Although McFarlane was reported to have had "encouraging" talks with the Druze leader in Paris, the Druze artillery joined Shiite Moslem guerrillas in attacking the U.S. Marine and Lebanese army positions in Beirut, according to an official here.

The official said it was difficult to explain why the Druze had joined in the attack. He added that the attack had been led by the Shiite Moslem guerrillas "supported" by Druze artillery.

Speakes attempted to draw a distinction between McFarlane's talks in Paris and the violence in Beirut. The violence, he said, was a situation "that is taking place in a specific area on the ground."

The two Marines were the first combat casualties since U.S. Marines were dispatched to Lebanon Aug. 25, 1982, in the aftermath of the Israeli invasion. A Marine was killed last fall defusing bombs in the area.

Reading a statement to reporters after talking to Reagan by telephone, Speakes said, "We are shocked and grieved by the deaths of the U.S. Marines in Lebanon."
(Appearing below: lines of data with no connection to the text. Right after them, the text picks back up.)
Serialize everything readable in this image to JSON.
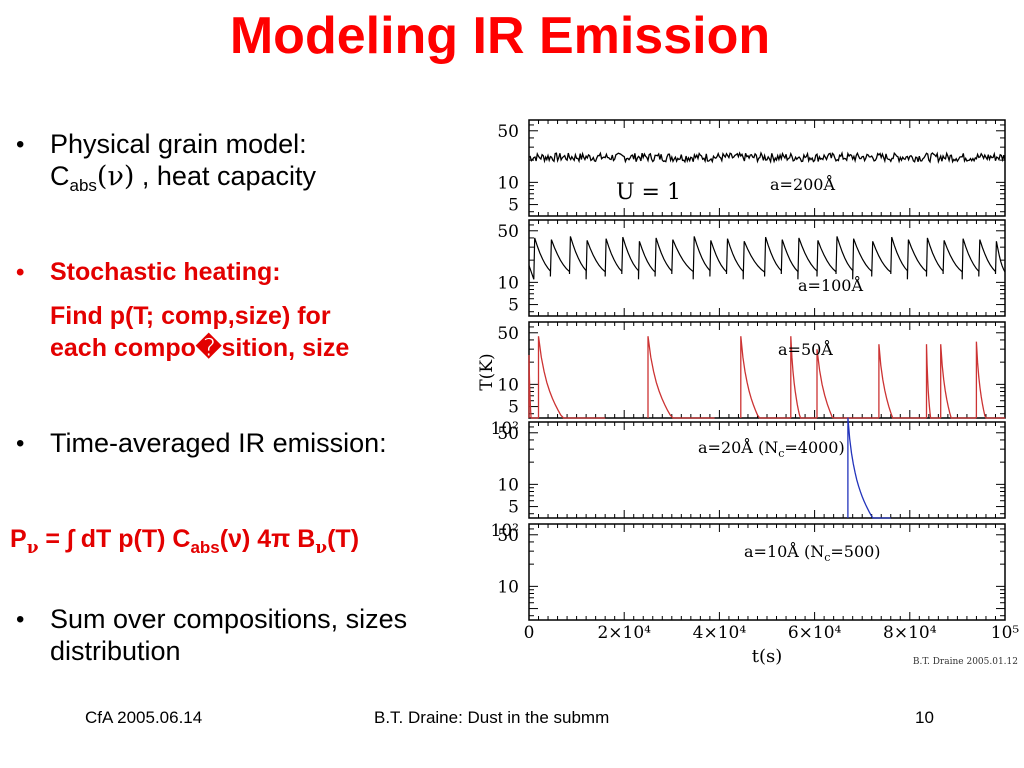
{
  "slide": {
    "title": "Modeling IR Emission",
    "bullets": {
      "b1_line1": "Physical grain model:",
      "b1_C": "C",
      "b1_sub": "abs",
      "b1_paren": "(ν)",
      "b1_rest": " , heat capacity",
      "b2_heading": "Stochastic heating:",
      "b2_line1": "Find p(T; comp,size) for",
      "b2_line2": "each compo�sition, size",
      "b3": "Time-averaged IR emission:",
      "formula": {
        "P": "P",
        "sub_nu": "ν",
        "mid": " = ∫ dT p(T) C",
        "sub_abs": "abs",
        "paren": "(ν) 4π B",
        "sub_nu2": "ν",
        "end": "(T)"
      },
      "b4_line1": "Sum over compositions, sizes",
      "b4_line2": "distribution"
    },
    "bullet_char": "•",
    "footer": {
      "left": "CfA 2005.06.14",
      "center": "B.T. Draine: Dust in the submm",
      "right": "10"
    }
  },
  "chart_data": {
    "type": "line",
    "credit": "B.T. Draine 2005.01.12",
    "xlabel": "t(s)",
    "ylabel": "T(K)",
    "xlim": [
      0,
      100000
    ],
    "x_ticks": [
      "0",
      "2×10⁴",
      "4×10⁴",
      "6×10⁴",
      "8×10⁴",
      "10⁵"
    ],
    "y_scale": "log",
    "panels": [
      {
        "label": "a=200Å",
        "extra_label": "U = 1",
        "color": "#000000",
        "y_ticks": [
          "50",
          "10",
          "5"
        ],
        "baseline_T": 22,
        "behavior": "fluctuating",
        "amplitude_T": [
          19,
          25
        ]
      },
      {
        "label": "a=100Å",
        "color": "#000000",
        "y_ticks": [
          "50",
          "10",
          "5"
        ],
        "behavior": "sawtooth",
        "spike_times": [
          1000,
          4500,
          8500,
          12000,
          16000,
          19500,
          23000,
          26500,
          30000,
          34500,
          38000,
          41500,
          45000,
          49500,
          53000,
          56500,
          60500,
          64500,
          68000,
          72000,
          76000,
          79500,
          83500,
          87000,
          91000,
          94500,
          98000
        ],
        "peak_T": [
          40,
          38,
          42,
          37,
          39,
          41,
          36,
          40,
          38,
          42,
          37,
          39,
          36,
          41,
          38,
          40,
          37,
          42,
          39,
          36,
          41,
          38,
          40,
          37,
          39,
          38,
          36
        ],
        "floor_T": 11
      },
      {
        "label": "a=50Å",
        "color": "#cc3333",
        "y_ticks": [
          "50",
          "10",
          "5"
        ],
        "behavior": "spikes",
        "spike_times": [
          0,
          2000,
          25000,
          44500,
          55000,
          60500,
          73500,
          83500,
          86500,
          94000
        ],
        "peak_T": [
          25,
          45,
          45,
          45,
          45,
          30,
          35,
          35,
          35,
          38
        ],
        "floor_T": 4
      },
      {
        "label": "a=20Å (N",
        "label_sub": "c",
        "label_end": "=4000)",
        "color": "#2233bb",
        "y_ticks": [
          "10²",
          "50",
          "10",
          "5"
        ],
        "behavior": "spikes",
        "spike_times": [
          67000
        ],
        "peak_T": [
          80
        ],
        "floor_T": 5
      },
      {
        "label": "a=10Å (N",
        "label_sub": "c",
        "label_end": "=500)",
        "color": "#000000",
        "y_ticks": [
          "10²",
          "50",
          "10"
        ],
        "behavior": "none"
      }
    ]
  }
}
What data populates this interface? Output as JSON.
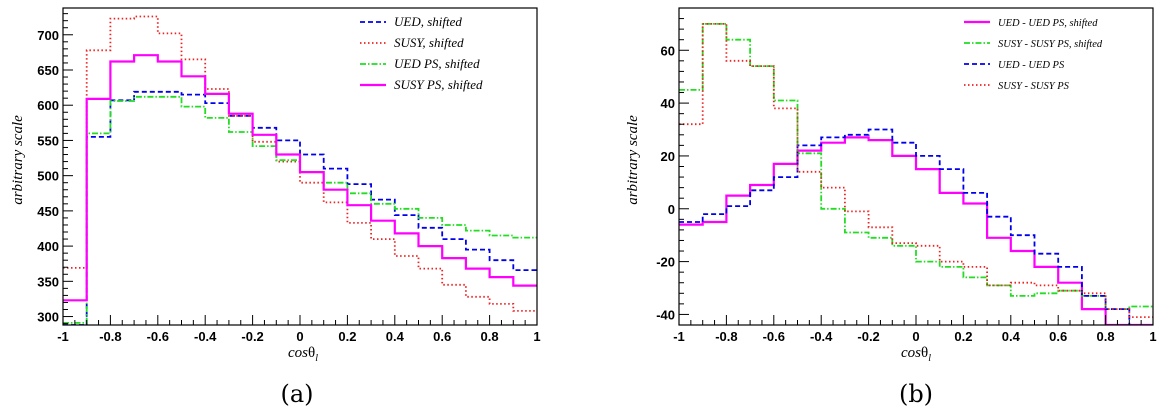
{
  "chart_data": [
    {
      "type": "line",
      "panel_label": "(a)",
      "xlabel_main": "cos",
      "xlabel_greek": "θ",
      "xlabel_sub": "l",
      "ylabel": "arbitrary scale",
      "xlim": [
        -1,
        1
      ],
      "ylim": [
        288,
        738
      ],
      "grid": false,
      "legend_position": "top-right",
      "x_ticks": [
        -1,
        -0.8,
        -0.6,
        -0.4,
        -0.2,
        0,
        0.2,
        0.4,
        0.6,
        0.8,
        1
      ],
      "x_tick_labels": [
        "-1",
        "-0.8",
        "-0.6",
        "-0.4",
        "-0.2",
        "0",
        "0.2",
        "0.4",
        "0.6",
        "0.8",
        "1"
      ],
      "y_ticks": [
        300,
        350,
        400,
        450,
        500,
        550,
        600,
        650,
        700
      ],
      "y_tick_labels": [
        "300",
        "350",
        "400",
        "450",
        "500",
        "550",
        "600",
        "650",
        "700"
      ],
      "bin_edges": [
        -1,
        -0.9,
        -0.8,
        -0.7,
        -0.6,
        -0.5,
        -0.4,
        -0.3,
        -0.2,
        -0.1,
        0,
        0.1,
        0.2,
        0.3,
        0.4,
        0.5,
        0.6,
        0.7,
        0.8,
        0.9,
        1
      ],
      "series": [
        {
          "name": "UED, shifted",
          "color": "#0000ee",
          "dash": "5,3",
          "width": 1.8,
          "values": [
            288,
            555,
            607,
            619,
            619,
            615,
            603,
            585,
            568,
            550,
            530,
            510,
            488,
            466,
            444,
            426,
            410,
            395,
            380,
            366
          ]
        },
        {
          "name": "SUSY, shifted",
          "color": "#ee2222",
          "dash": "1.5,2.5",
          "width": 1.8,
          "values": [
            369,
            678,
            723,
            726,
            702,
            665,
            623,
            585,
            548,
            520,
            490,
            462,
            433,
            410,
            386,
            368,
            345,
            328,
            318,
            308
          ]
        },
        {
          "name": "UED PS, shifted",
          "color": "#22dd22",
          "dash": "6,2,1.5,2",
          "width": 1.8,
          "values": [
            291,
            560,
            606,
            612,
            612,
            598,
            582,
            562,
            542,
            522,
            505,
            490,
            475,
            460,
            453,
            440,
            430,
            422,
            415,
            412
          ]
        },
        {
          "name": "SUSY PS, shifted",
          "color": "#ff00ff",
          "dash": "",
          "width": 2.2,
          "values": [
            323,
            609,
            662,
            671,
            662,
            641,
            616,
            588,
            558,
            530,
            505,
            480,
            458,
            436,
            418,
            400,
            383,
            368,
            356,
            344
          ]
        }
      ]
    },
    {
      "type": "line",
      "panel_label": "(b)",
      "xlabel_main": "cos",
      "xlabel_greek": "θ",
      "xlabel_sub": "l",
      "ylabel": "arbitrary scale",
      "xlim": [
        -1,
        1
      ],
      "ylim": [
        -44,
        76
      ],
      "grid": false,
      "legend_position": "top-right",
      "x_ticks": [
        -1,
        -0.8,
        -0.6,
        -0.4,
        -0.2,
        0,
        0.2,
        0.4,
        0.6,
        0.8,
        1
      ],
      "x_tick_labels": [
        "-1",
        "-0.8",
        "-0.6",
        "-0.4",
        "-0.2",
        "0",
        "0.2",
        "0.4",
        "0.6",
        "0.8",
        "1"
      ],
      "y_ticks": [
        -40,
        -20,
        0,
        20,
        40,
        60
      ],
      "y_tick_labels": [
        "-40",
        "-20",
        "0",
        "20",
        "40",
        "60"
      ],
      "bin_edges": [
        -1,
        -0.9,
        -0.8,
        -0.7,
        -0.6,
        -0.5,
        -0.4,
        -0.3,
        -0.2,
        -0.1,
        0,
        0.1,
        0.2,
        0.3,
        0.4,
        0.5,
        0.6,
        0.7,
        0.8,
        0.9,
        1
      ],
      "series": [
        {
          "name": "UED - UED PS, shifted",
          "color": "#ff00ff",
          "dash": "",
          "width": 2.2,
          "values": [
            -6,
            -5,
            5,
            9,
            17,
            22,
            25,
            27,
            26,
            20,
            15,
            6,
            2,
            -11,
            -16,
            -22,
            -28,
            -38,
            -44,
            -44
          ]
        },
        {
          "name": "SUSY - SUSY PS, shifted",
          "color": "#22dd22",
          "dash": "6,2,1.5,2",
          "width": 1.8,
          "values": [
            45,
            70,
            64,
            54,
            41,
            21,
            0,
            -9,
            -11,
            -14,
            -20,
            -22,
            -26,
            -29,
            -33,
            -32,
            -31,
            -33,
            -38,
            -37
          ]
        },
        {
          "name": "UED - UED PS",
          "color": "#0000ee",
          "dash": "5,3",
          "width": 1.8,
          "values": [
            -5,
            -2,
            1,
            7,
            12,
            24,
            27,
            28,
            30,
            25,
            20,
            15,
            6,
            -3,
            -10,
            -17,
            -22,
            -33,
            -38,
            -45
          ]
        },
        {
          "name": "SUSY - SUSY PS",
          "color": "#ee2222",
          "dash": "1.5,2.5",
          "width": 1.8,
          "values": [
            32,
            70,
            56,
            54,
            38,
            14,
            8,
            -1,
            -7,
            -13,
            -14,
            -20,
            -22,
            -29,
            -28,
            -29,
            -31,
            -32,
            -38,
            -41
          ]
        }
      ]
    }
  ]
}
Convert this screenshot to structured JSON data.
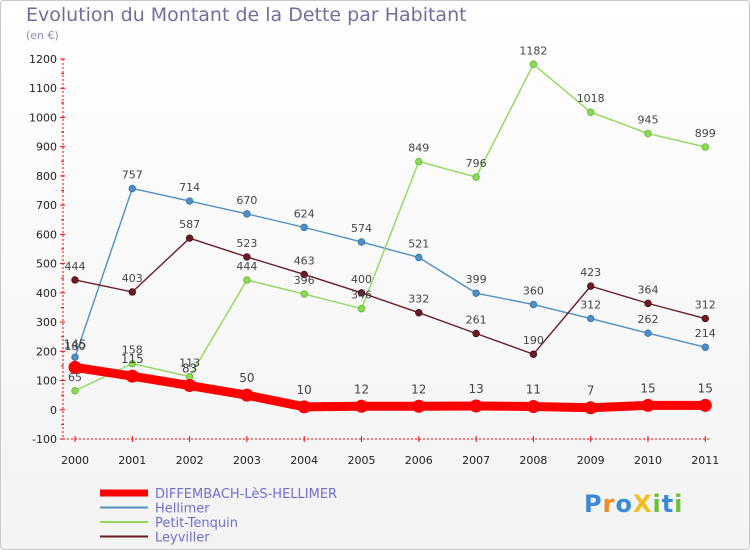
{
  "chart_data": {
    "type": "line",
    "title": "Evolution du Montant de la Dette par Habitant",
    "subtitle": "(en €)",
    "xlabel": "",
    "ylabel": "",
    "categories": [
      "2000",
      "2001",
      "2002",
      "2003",
      "2004",
      "2005",
      "2006",
      "2007",
      "2008",
      "2009",
      "2010",
      "2011"
    ],
    "ylim": [
      -100,
      1200
    ],
    "yticks": [
      -100,
      0,
      100,
      200,
      300,
      400,
      500,
      600,
      700,
      800,
      900,
      1000,
      1100,
      1200
    ],
    "grid": false,
    "legend_position": "bottom-left",
    "series": [
      {
        "name": "DIFFEMBACH-LèS-HELLIMER",
        "color": "#ff0000",
        "values": [
          145,
          115,
          83,
          50,
          10,
          12,
          12,
          13,
          11,
          7,
          15,
          15
        ]
      },
      {
        "name": "Hellimer",
        "color": "#4f8fc6",
        "values": [
          180,
          757,
          714,
          670,
          624,
          574,
          521,
          399,
          360,
          312,
          262,
          214
        ]
      },
      {
        "name": "Petit-Tenquin",
        "color": "#8fd95a",
        "values": [
          65,
          158,
          113,
          444,
          396,
          346,
          849,
          796,
          1182,
          1018,
          945,
          899
        ]
      },
      {
        "name": "Leyviller",
        "color": "#6b1c24",
        "values": [
          444,
          403,
          587,
          523,
          463,
          400,
          332,
          261,
          190,
          423,
          364,
          312
        ]
      }
    ]
  },
  "logo": {
    "text": "ProXiti",
    "letters": [
      {
        "ch": "P",
        "color": "#3a8ad6"
      },
      {
        "ch": "r",
        "color": "#f08a24"
      },
      {
        "ch": "o",
        "color": "#3a8ad6"
      },
      {
        "ch": "X",
        "color": "#f0c020"
      },
      {
        "ch": "i",
        "color": "#6fbf3a"
      },
      {
        "ch": "t",
        "color": "#3a8ad6"
      },
      {
        "ch": "i",
        "color": "#6fbf3a"
      }
    ]
  }
}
"We condemn those who are responsible for the continuing violence which has claimed many victims, including our own Marines," he said. "Once more, we call on all elements to end this senseless violence and unite behind the Lebanese government to restore national harmony."

"It is our intention that they the Marines will stay there to perform this peace-keeping role that they were sent there, and that they have been largely successful in doing," Speakes said. Reagan was awakened at 1:55 a.m. California time by Clark and told of the killing of the Marines, according to Speakes, who said Reagan "expressed profound sorrow" and called the deaths "tragic."